The travel use case is also sharper than most accessories can claim. It is not a product that works better on trips. It is a product where trips reveal exactly why you needed it all along. The first time your phone tries to slide off a cobblestone wall in Lisbon and the strap catches it, the category starts to make a lot more sense.

Phone Loops have been in the hands-free carry conversation for years. Now the rest of the gear world is catching up. Travel writers, EDC curators, and lifestyle publications are starting to call it what Phone Loops customers already know it to be: a carry essential, not a novelty.

FAQ

Are phone straps worth it for travel?

Absolutely, especially if you are navigating busy cities, active environments, or crowded transit. A phone strap keeps your phone secured to your wrist or body so you can move without actively managing your grip every second. It also reduces pickpocket risk and eliminates the moment of panic when your phone slips. For the price, it is one of the highest-value travel carry upgrades available.

What is the best Phone Loops style for travel?

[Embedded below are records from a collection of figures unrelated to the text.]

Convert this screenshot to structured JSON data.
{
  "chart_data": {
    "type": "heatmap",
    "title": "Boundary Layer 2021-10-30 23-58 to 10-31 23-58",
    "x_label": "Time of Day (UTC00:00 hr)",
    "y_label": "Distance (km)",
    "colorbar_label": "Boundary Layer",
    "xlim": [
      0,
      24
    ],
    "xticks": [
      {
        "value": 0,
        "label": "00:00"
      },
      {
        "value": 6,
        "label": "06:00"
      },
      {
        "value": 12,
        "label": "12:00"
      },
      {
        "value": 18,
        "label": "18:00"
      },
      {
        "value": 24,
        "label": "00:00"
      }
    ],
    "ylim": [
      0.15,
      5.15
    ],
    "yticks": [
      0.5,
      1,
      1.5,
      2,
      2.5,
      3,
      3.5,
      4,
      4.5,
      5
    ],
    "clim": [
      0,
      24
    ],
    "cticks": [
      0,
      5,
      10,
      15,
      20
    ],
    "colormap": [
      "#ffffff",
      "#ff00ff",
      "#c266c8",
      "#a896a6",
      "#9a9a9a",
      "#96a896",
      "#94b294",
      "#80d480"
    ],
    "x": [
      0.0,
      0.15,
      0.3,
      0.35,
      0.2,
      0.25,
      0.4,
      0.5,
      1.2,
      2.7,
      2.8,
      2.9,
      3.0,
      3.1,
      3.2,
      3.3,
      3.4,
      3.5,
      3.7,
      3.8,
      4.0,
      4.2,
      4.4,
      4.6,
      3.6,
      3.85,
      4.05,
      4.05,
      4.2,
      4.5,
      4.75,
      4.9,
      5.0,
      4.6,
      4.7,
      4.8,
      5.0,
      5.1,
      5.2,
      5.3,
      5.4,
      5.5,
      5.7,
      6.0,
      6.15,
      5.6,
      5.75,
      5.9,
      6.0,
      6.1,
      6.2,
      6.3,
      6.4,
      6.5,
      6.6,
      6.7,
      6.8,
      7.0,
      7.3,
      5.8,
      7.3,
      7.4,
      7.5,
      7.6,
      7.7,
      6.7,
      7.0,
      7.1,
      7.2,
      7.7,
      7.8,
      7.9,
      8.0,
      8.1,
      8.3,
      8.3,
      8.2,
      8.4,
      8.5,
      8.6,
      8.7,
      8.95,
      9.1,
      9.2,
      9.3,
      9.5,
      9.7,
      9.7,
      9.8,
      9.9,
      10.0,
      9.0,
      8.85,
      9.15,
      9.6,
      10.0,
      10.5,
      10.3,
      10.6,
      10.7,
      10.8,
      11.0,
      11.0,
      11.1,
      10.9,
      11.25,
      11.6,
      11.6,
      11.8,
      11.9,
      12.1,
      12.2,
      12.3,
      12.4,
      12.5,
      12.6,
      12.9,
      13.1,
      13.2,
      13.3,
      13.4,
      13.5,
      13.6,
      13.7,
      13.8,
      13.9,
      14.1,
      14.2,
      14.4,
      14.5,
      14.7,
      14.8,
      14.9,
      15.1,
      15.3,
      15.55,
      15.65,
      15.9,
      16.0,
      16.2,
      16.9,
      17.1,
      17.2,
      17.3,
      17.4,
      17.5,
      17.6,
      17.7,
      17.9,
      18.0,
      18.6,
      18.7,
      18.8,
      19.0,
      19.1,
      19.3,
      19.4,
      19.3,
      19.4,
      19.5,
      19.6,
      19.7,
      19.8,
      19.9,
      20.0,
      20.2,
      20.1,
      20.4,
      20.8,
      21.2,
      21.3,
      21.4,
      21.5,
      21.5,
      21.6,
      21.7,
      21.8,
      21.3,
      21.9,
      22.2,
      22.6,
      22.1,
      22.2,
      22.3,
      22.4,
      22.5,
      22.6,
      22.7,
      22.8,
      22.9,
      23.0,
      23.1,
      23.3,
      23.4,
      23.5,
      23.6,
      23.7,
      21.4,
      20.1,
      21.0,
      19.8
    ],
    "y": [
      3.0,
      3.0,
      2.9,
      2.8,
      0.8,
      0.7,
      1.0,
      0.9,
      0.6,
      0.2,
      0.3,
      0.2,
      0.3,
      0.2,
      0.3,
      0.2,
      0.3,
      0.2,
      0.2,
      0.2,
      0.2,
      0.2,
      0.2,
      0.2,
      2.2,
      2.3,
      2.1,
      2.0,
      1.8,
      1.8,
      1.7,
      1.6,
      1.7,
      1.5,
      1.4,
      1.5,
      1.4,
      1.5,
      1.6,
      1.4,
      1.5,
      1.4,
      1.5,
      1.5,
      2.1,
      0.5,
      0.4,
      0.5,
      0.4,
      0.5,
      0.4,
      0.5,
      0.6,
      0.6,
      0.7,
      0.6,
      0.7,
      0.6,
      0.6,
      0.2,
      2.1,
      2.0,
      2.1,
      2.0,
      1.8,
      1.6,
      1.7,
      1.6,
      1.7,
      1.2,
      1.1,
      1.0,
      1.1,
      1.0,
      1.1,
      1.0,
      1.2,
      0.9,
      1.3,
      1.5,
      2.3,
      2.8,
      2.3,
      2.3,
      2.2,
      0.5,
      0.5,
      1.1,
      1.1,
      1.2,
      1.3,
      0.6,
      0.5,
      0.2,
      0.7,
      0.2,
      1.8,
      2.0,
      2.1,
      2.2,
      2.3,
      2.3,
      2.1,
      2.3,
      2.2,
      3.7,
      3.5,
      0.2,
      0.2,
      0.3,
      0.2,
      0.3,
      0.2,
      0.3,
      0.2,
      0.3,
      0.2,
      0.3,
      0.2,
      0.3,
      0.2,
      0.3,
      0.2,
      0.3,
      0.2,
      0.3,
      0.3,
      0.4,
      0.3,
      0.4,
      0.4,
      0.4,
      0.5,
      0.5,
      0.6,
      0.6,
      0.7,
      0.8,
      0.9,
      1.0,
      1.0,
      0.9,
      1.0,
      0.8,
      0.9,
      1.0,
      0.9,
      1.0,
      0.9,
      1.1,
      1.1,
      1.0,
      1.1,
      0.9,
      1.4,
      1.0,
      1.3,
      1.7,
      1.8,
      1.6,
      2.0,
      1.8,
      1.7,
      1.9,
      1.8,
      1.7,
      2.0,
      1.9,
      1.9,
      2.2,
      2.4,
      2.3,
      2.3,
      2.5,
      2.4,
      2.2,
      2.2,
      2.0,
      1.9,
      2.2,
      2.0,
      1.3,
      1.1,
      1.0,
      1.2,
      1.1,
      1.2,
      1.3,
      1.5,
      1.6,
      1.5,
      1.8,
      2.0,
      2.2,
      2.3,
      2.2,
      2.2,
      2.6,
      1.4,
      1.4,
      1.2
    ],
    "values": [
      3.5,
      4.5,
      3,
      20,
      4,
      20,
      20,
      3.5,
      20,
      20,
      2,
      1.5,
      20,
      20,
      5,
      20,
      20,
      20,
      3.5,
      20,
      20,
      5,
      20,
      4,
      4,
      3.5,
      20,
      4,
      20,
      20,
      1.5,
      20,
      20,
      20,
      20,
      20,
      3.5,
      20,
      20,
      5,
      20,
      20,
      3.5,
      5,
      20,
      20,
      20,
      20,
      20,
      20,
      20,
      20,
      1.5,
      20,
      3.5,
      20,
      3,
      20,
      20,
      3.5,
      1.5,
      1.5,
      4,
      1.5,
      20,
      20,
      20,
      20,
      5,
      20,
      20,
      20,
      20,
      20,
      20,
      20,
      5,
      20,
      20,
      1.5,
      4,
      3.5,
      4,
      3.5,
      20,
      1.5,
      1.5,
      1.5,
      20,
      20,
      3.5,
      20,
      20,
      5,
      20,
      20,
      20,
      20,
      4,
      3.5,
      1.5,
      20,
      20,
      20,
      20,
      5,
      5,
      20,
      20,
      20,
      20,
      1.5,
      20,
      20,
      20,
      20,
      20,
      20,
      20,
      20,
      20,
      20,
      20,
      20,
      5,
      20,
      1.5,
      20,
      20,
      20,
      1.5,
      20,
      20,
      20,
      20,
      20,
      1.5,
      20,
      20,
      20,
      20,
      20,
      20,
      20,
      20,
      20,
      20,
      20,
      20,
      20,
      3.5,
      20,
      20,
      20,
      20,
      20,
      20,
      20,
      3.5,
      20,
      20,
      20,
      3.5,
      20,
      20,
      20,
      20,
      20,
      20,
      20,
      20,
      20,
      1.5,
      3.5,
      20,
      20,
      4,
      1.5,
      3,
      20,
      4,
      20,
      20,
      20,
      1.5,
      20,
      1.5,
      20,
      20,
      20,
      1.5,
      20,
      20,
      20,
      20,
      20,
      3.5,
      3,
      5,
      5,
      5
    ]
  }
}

It depends on how you travel. The Phone Leash is best for active days, outdoor trips, and high-movement situations where a wrist attachment gives you real security. The Phone Strap works better for urban travel where you want quick one-handed phone access with a flat, pocketable profile. If you are covering both, both styles use the same anchor so you can swap them on the same phone.

Do Phone Loops work without a case?

Yes. The self-adhesive anchor attaches directly to the back of your phone or your existing case. No proprietary case required. It works on iPhone and Android, with or without a case, which makes it a solid choice for travel where you might be switching setups or sharing phones across family members.

Are phone straps allowed through airport security?

You're all good there. You can leave it attached to your phone through airport security. It does not contain metal hardware that would flag the scanner, and the anchor system is just standard adhesive, not a structural modification to the device.

How much do Phone Loops cost compared to other travel EDC gear?

Phone Loops start well under $50, putting them comfortably inside the premium travel EDC under-$100 category that gear guides like Hiconsumption use as a benchmark. For a product that protects your most expensive travel tool and improves how you carry it every single day of the trip, the price-to-value ratio is hard to beat.